If there is thread uniting these works it is the way man places his mark upon the landscape: both physically—by erecting great mounds of earth and lines of standing stones, by cultivating it, and by marking paths through it with coloured symbols; and conceptually—by drawing it, mapping it and, in recent times, by using scientific techniques to image the ancient remains still buried in the ground.
Philip’s antiquarian interests, particularly in the standing stones, ridgeways and barrows of Wiltshire and Orkney, take us back to the origins of the British landscape drawing, both picturesque and topographical. The monuments of Britain’s prehistoric past – “the installation art of 5,000 years ago,” as he says, weathered and melted over the ages to become itself part of nature’s domain—have much the same emotive magnetism to him that ancient Rome and Athens did to the romantics. Until the advent of photography, drawing was the only way to record their likenesses and positions on a map; and such drawing served a scientific as well as an artistic aim. Today new imaging techniques allow archaeologists to see into a barrow or under the ground, and works like Maes Howe and Brodgar Circle: Green create a new fusion of the analytical and the artistic by juxtaposing his drawings with maps and modern resistivity images.
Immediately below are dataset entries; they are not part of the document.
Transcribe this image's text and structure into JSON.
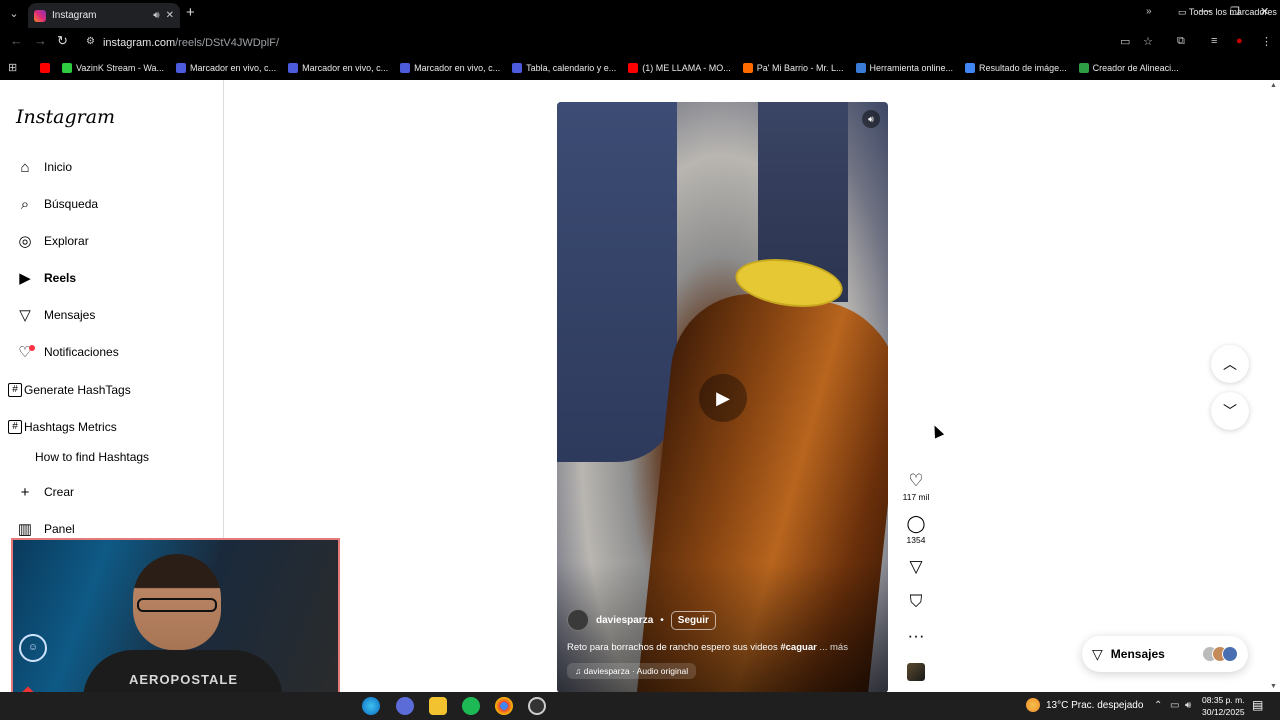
{
  "browser": {
    "tab_title": "Instagram",
    "url_host": "instagram.com",
    "url_path": "/reels/DStV4JWDplF/",
    "bookmarks": [
      {
        "label": "VazinK Stream - Wa...",
        "color": "#2ecc40"
      },
      {
        "label": "Marcador en vivo, c...",
        "color": "#4b5bdc"
      },
      {
        "label": "Marcador en vivo, c...",
        "color": "#4b5bdc"
      },
      {
        "label": "Marcador en vivo, c...",
        "color": "#4b5bdc"
      },
      {
        "label": "Tabla, calendario y e...",
        "color": "#4b5bdc"
      },
      {
        "label": "(1) ME LLAMA - MO...",
        "color": "#ff0000"
      },
      {
        "label": "Pa' Mi Barrio - Mr. L...",
        "color": "#ff6a00"
      },
      {
        "label": "Herramienta online...",
        "color": "#3a7bd5"
      },
      {
        "label": "Resultado de imáge...",
        "color": "#4285f4"
      },
      {
        "label": "Creador de Alineaci...",
        "color": "#2e9e44"
      }
    ],
    "all_bookmarks": "Todos los marcadores"
  },
  "sidebar": {
    "logo": "Instagram",
    "items": [
      {
        "label": "Inicio",
        "icon": "home-icon"
      },
      {
        "label": "Búsqueda",
        "icon": "search-icon"
      },
      {
        "label": "Explorar",
        "icon": "compass-icon"
      },
      {
        "label": "Reels",
        "icon": "reels-icon"
      },
      {
        "label": "Mensajes",
        "icon": "send-icon"
      },
      {
        "label": "Notificaciones",
        "icon": "heart-icon"
      }
    ],
    "hashtag_items": [
      {
        "label": "Generate HashTags"
      },
      {
        "label": "Hashtags Metrics"
      }
    ],
    "subitem": "How to find Hashtags",
    "create": "Crear",
    "panel": "Panel"
  },
  "reel": {
    "username": "daviesparza",
    "follow": "Seguir",
    "caption": "Reto para borrachos de rancho espero sus videos ",
    "hashtag": "#caguar",
    "more": " ... más",
    "audio": "daviesparza · Audio original",
    "likes": "117 mil",
    "comments": "1354"
  },
  "messages_pill": {
    "label": "Mensajes"
  },
  "webcam": {
    "shirt_text": "AEROPOSTALE"
  },
  "taskbar": {
    "weather": "13°C  Prac. despejado",
    "time": "08:35 p. m.",
    "date": "30/12/2025"
  },
  "colors": {
    "accent_notification": "#ff3040",
    "webcam_border": "#e57a7a"
  }
}
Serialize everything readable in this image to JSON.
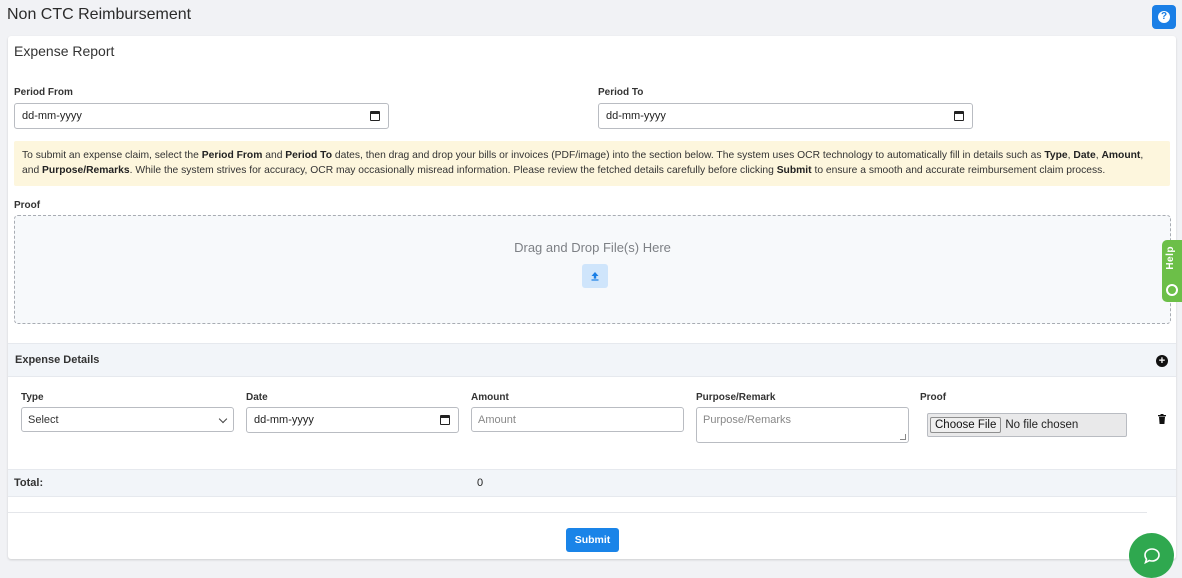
{
  "page": {
    "title": "Non CTC Reimbursement",
    "help_button": "?"
  },
  "card": {
    "title": "Expense Report",
    "period_from": {
      "label": "Period From",
      "placeholder": "dd-mm-yyyy"
    },
    "period_to": {
      "label": "Period To",
      "placeholder": "dd-mm-yyyy"
    },
    "info": {
      "p1": "To submit an expense claim, select the ",
      "b1": "Period From",
      "p2": " and ",
      "b2": "Period To",
      "p3": " dates, then drag and drop your bills or invoices (PDF/image) into the section below. The system uses OCR technology to automatically fill in details such as ",
      "b3": "Type",
      "p4": ", ",
      "b4": "Date",
      "p5": ", ",
      "b5": "Amount",
      "p6": ", and ",
      "b6": "Purpose/Remarks",
      "p7": ". While the system strives for accuracy, OCR may occasionally misread information. Please review the fetched details carefully before clicking ",
      "b7": "Submit",
      "p8": " to ensure a smooth and accurate reimbursement claim process."
    },
    "proof_label": "Proof",
    "dropzone_text": "Drag and Drop File(s) Here"
  },
  "side_help": {
    "label": "Help"
  },
  "expense_details": {
    "title": "Expense Details",
    "columns": {
      "type": "Type",
      "date": "Date",
      "amount": "Amount",
      "purpose": "Purpose/Remark",
      "proof": "Proof"
    },
    "row": {
      "type_value": "Select",
      "date_placeholder": "dd-mm-yyyy",
      "amount_placeholder": "Amount",
      "purpose_placeholder": "Purpose/Remarks",
      "file_button": "Choose File",
      "file_status": "No file chosen"
    }
  },
  "total": {
    "label": "Total:",
    "value": "0"
  },
  "submit_label": "Submit",
  "colors": {
    "primary": "#1a84e8",
    "info_bg": "#fdf6dd",
    "help_tab": "#6cbf48",
    "chat": "#2fa84f"
  }
}
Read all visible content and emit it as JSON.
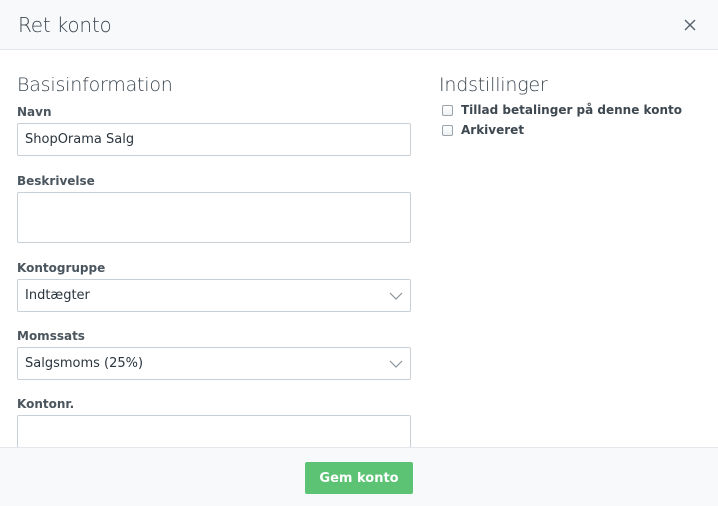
{
  "dialog": {
    "title": "Ret konto",
    "close_icon": "close-icon"
  },
  "basis": {
    "title": "Basisinformation",
    "name_label": "Navn",
    "name_value": "ShopOrama Salg",
    "description_label": "Beskrivelse",
    "description_value": "",
    "group_label": "Kontogruppe",
    "group_value": "Indtægter",
    "vat_label": "Momssats",
    "vat_value": "Salgsmoms (25%)",
    "number_label": "Kontonr.",
    "number_value": ""
  },
  "settings": {
    "title": "Indstillinger",
    "allow_payments_label": "Tillad betalinger på denne konto",
    "allow_payments_checked": false,
    "archived_label": "Arkiveret",
    "archived_checked": false
  },
  "footer": {
    "save_label": "Gem konto",
    "save_color": "#5cc374"
  }
}
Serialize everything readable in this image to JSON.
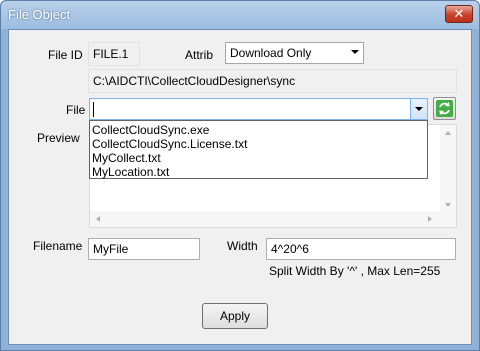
{
  "window": {
    "title": "File Object",
    "close_glyph": "✕"
  },
  "form": {
    "file_id_label": "File ID",
    "file_id_value": "FILE.1",
    "attrib_label": "Attrib",
    "attrib_value": "Download Only",
    "path_value": "C:\\AIDCTI\\CollectCloudDesigner\\sync",
    "file_label": "File",
    "file_value": "",
    "preview_label": "Preview",
    "file_options": [
      "CollectCloudSync.exe",
      "CollectCloudSync.License.txt",
      "MyCollect.txt",
      "MyLocation.txt"
    ],
    "filename_label": "Filename",
    "filename_value": "MyFile",
    "width_label": "Width",
    "width_value": "4^20^6",
    "width_hint": "Split Width By '^' , Max Len=255",
    "apply_label": "Apply"
  },
  "icons": {
    "refresh": "refresh-icon",
    "close": "close-icon",
    "dropdown": "chevron-down-icon"
  },
  "colors": {
    "close_button": "#c7412b",
    "refresh_green": "#2e9a35",
    "focus_border": "#7eb4ea"
  }
}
This time however the analytical elements serve an ultimately artistic purpose rather than vice versa.
The views of Mts Luberon and Ventoux, the world Philip has looked out on for over 30 years from his house, reflect the brighter light and dramatically coloured seasonality of France. Here again it is when man makes accidentally aesthetic interventions that his interest is drawn: the splashes of colour on tree trunks that mark the trails through the Luberon. These interventions, like those of ancient man in Britain, are of a kind that was still in balance with nature—a balance we have so spectacularly lost.